Seventy-three FE and tertiary colleges are putting pressure on funding leaders to change a system which they warn is badly hitting the service to students.

In a letter this week to Sir William Stubbs, Further Education Funding Council chief executive, the colleges claim larger classes, limited extra-curricular activities and lower investment in buildings and equipment are among the consequences of the funding squeeze.

They insist the historically-dictated pattern of funding across the sector is being tackled too slowly, distorting competition with other institutions.

College budgets are divided into units under a complex FEFC funding formula. The cash value of the units differs from college to college, depending on how generous LEAs were before incorporation.

The FEFC is trying to make the cash value of units equal for all under its policy of convergence. But colleges at the top end of the funding scale are not being brought into line fast enough. Therefore the cash is not being released to help the most needy.

Andrew Middleton, principal of Stamford College, Lincolnshire, called for a single, standard unit of funding for all colleges.

He said: “Convergence has not worked and is causing serious problems. In my own college, I am going to have to amputate limbs in terms of curriculum and services.”

Colleges with the good fortune to inherit higher funding levels had a competitive advantage in the race for students, with the means to offer incentives such as free transport and fee subsidies, Mr Middleton added.

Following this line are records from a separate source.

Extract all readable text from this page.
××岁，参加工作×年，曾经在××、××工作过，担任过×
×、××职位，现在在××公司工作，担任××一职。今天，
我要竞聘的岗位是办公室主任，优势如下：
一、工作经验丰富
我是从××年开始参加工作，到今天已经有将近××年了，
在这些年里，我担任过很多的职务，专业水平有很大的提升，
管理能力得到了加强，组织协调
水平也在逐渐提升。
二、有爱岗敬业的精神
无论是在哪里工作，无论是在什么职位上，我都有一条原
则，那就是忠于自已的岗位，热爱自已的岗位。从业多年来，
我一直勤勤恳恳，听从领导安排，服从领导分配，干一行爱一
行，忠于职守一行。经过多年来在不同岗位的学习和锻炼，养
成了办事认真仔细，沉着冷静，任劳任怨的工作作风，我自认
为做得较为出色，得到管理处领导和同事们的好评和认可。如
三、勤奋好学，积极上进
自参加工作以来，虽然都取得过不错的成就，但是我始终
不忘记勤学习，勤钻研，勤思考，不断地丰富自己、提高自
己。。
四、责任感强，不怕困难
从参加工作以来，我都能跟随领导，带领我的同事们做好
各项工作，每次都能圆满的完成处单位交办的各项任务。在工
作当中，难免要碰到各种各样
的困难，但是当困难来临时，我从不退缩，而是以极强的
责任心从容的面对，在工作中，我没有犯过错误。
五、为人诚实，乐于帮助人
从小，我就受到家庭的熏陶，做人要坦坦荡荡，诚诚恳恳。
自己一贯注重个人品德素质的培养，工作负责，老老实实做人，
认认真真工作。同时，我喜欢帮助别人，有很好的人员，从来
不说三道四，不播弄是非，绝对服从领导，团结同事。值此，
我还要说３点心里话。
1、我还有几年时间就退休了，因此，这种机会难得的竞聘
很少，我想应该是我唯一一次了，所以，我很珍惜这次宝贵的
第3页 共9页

Their campaign coincides with the decision of six leading organisations for FE and sixth-form colleges to lobby ministers against recent cuts and unacceptable levels of funding for the sector as a whole.

They insist the efforts to end differences in spending on the same courses among different colleges nationwide are being hampered by repeated Government cuts.

The six associations are the Association for Colleges, Colleges’ Employers’ Forum, Association of Principals of Colleges, Association for College Management, Sixth Form Colleges Association and Sixth Form Colleges’ Employers’ Forum.

A joint policy paper, to be published in two weeks, will press for a Government rethink on a wide range of funding issues including the Pounds 100 million capital spending cuts over the next three years.

Leaders of the organisations were this week optimistic that ministers might relent over the cuts. Higher education minister Eric Forth hinted that the Government might rethink its planned Pounds 550 million university capital spending cuts.

He told vice-chancellors: “One does not make decisions that are forever. They can be revised.”

John Brennan, policy director for the AFC, said: “If the Government is going to rethink HE spending, we expect the same for FE. This point will be made clear by all of our organisations when we make a joint approach to ministers. ”

Others were deeply pessimistic about any improvement for FE. They say that colleges are out of favour with James Paice, FE minister, whose allegiance they see as being closer to the training and enterprise councils, given his roots in the Employment Department.

Government sources said that there may be a big rethink in the autumn public expenditure settlement but it is unlikely to influence capital spending significantly as ministers were committed to the Private Finance Initiative.